象徴的なのが雪の降る旭川で行われた、今シーズンV1初昇格を果たしたヴォレアス北海道との試合だ。スタメン出場したルーキーの川口柊人が「自分の役割を一生懸命果たしたい」というように、この試合ではスパイク、ブロックだけでなくサーブでも連続得点を挙げ、崩したところをラッセルや江、三輪のブロックで仕留め、11対13から14連続得点を挙げ25対13と圧倒的な強さを見せる中、唯一、相手の緩急をつけたサーブに崩され、苦戦を強いられたのがアウトサイドヒッターの新井だった。
今シーズンは日本代表としてアジア競技大会にも出場し、持ち前の攻撃力で活躍。銅メダル獲得にも貢献した。JTサンダーズ広島でも攻撃の柱としての期待が集まる中、見事なパフォーマンスを発揮してきたが、ヴォレアスとの一戦では思わぬ苦戦を強いられ途中交代を余儀なくされた。
そのピンチを救ったのが、新井と同期の坂下純也だ。安定したサーブレシーブと、相手ブロックが揃う状況でもうまくタッチを取って切り返したかと思えば、立て直したところから別のコースに打つ巧さを発揮。ロサノ監督も「チームのバランスを考えて、非常にいい働きをしてくれた」と手放しで称える活躍で、チームを勝利に導いた。

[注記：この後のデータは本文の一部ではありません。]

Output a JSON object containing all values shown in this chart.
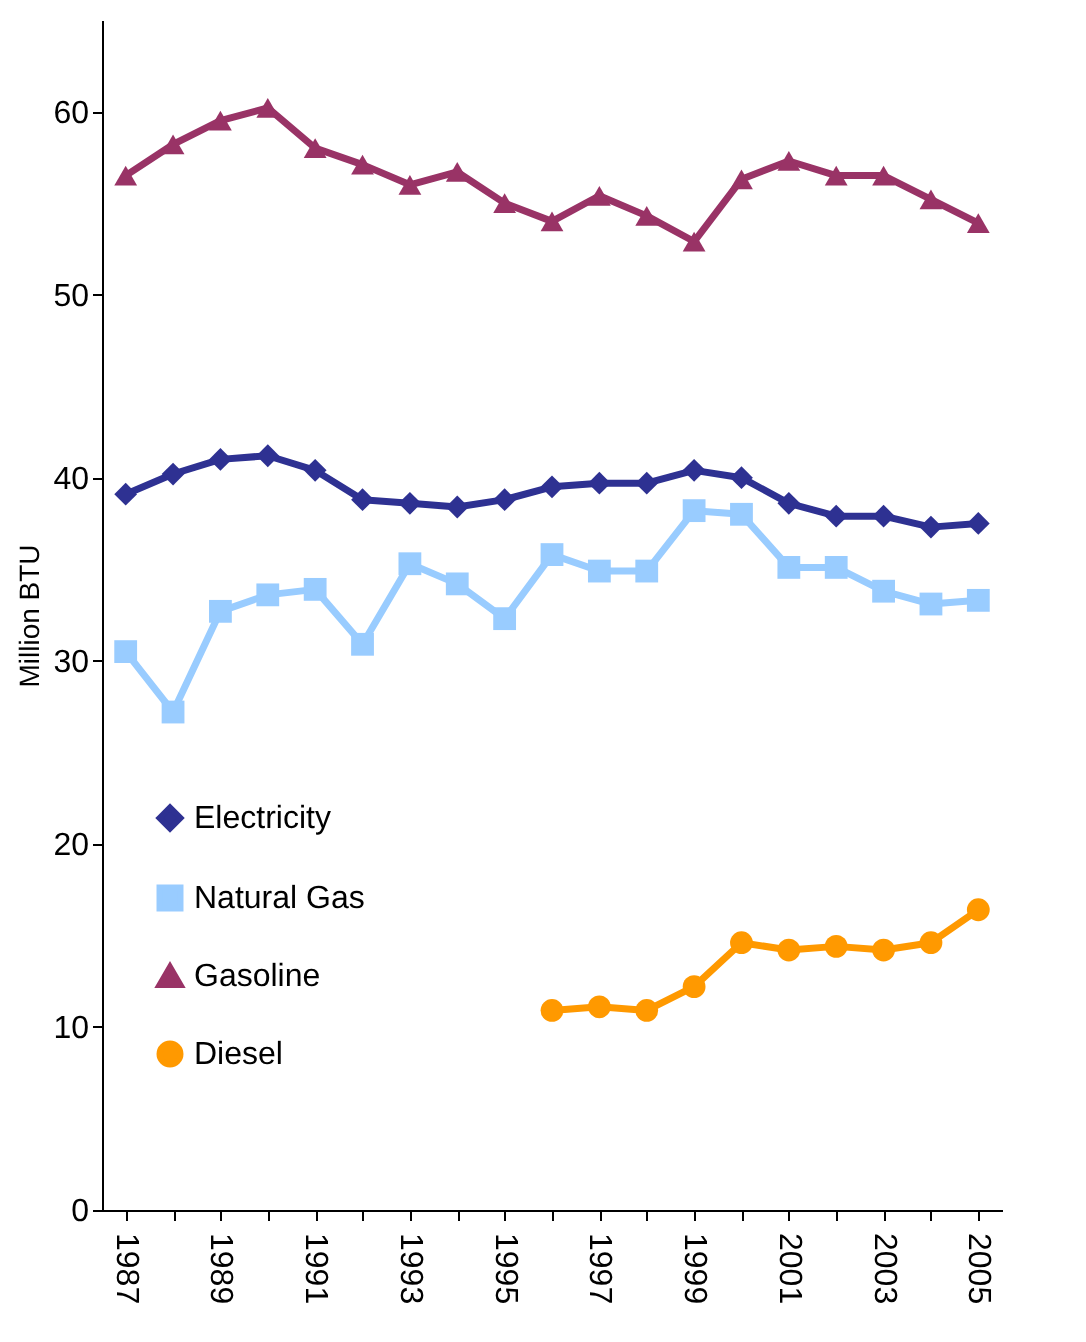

そして翌日、坂下がスタメンで出場したがヴォレアスのブロックに阻まれ、攻撃が通りづらくなったところで投入された新井が今度は爆発する。高い打点からのスパイクや、ブロックが揃う状況でも空いたコースへうまく打ち、また別の状況ではあてて飛ばす。最大の武器である攻撃力を存分に発揮。見事なリベンジを果たした。
「何が何でもやってやろう、という気持ちで入ったので、まずは勝ててホッとしました。今シーズンで3年目、ずっと試合に出させてもらってきたので、誰かに頼るのではなく自分がチームを引っ張るぐらいの気持ちでいるし、遠慮せず、全員が言いたいことを言い合って、フォローできるのも今シーズンの強み。僕自身も純也に助けてもらって、助け合って。これからも課題を解決して、もっと強くなっていきたいです」

19名すべてが戦力「より素晴らしいバレーを楽しみに」

開幕戦のサントリーからの勝利に続き、12月2、3日に山口で行われたホームゲームでは、昨年の覇者、ウルフドッグス名古屋に連勝。ここまでの好調が、決して偶然ではなく、自力が高まっていることを証明して見せた。
しかも、ただ勝っているだけでなく、たとえその試合で不調だとしても、代わって入った選手が活躍する。ベンチの雰囲気も明るく、タイムアウト時にはそれぞれが会話をしながら、全員で戦っている姿が見られるのも、強さを裏付ける証であるのは間違いない。
V・レギュラーラウンドはまだ始まったばかりで、12月8日からはトーナメント戦の天皇杯・皇后杯 全日本バレーボール選手権大会が始まる。ここまでの好調ぶりを発揮し、今シーズン初タイトル獲得にも期待が高まるが、まずは1つずつ目標に向けて戦うのみ。ロサノ監督が言った。
「我々のチームは19名すべての戦力が必要で、すべての力が整っています。これからはさらに精度やコミュニケーションが深まり、より素晴らしいバレーボールが見せられる。楽しみにしていてください」
今シーズンのJTサンダーズ広島は何かが違う。そして強い。1戦1戦に胸躍らせながら、さらなる進化と成長を共に楽しもう。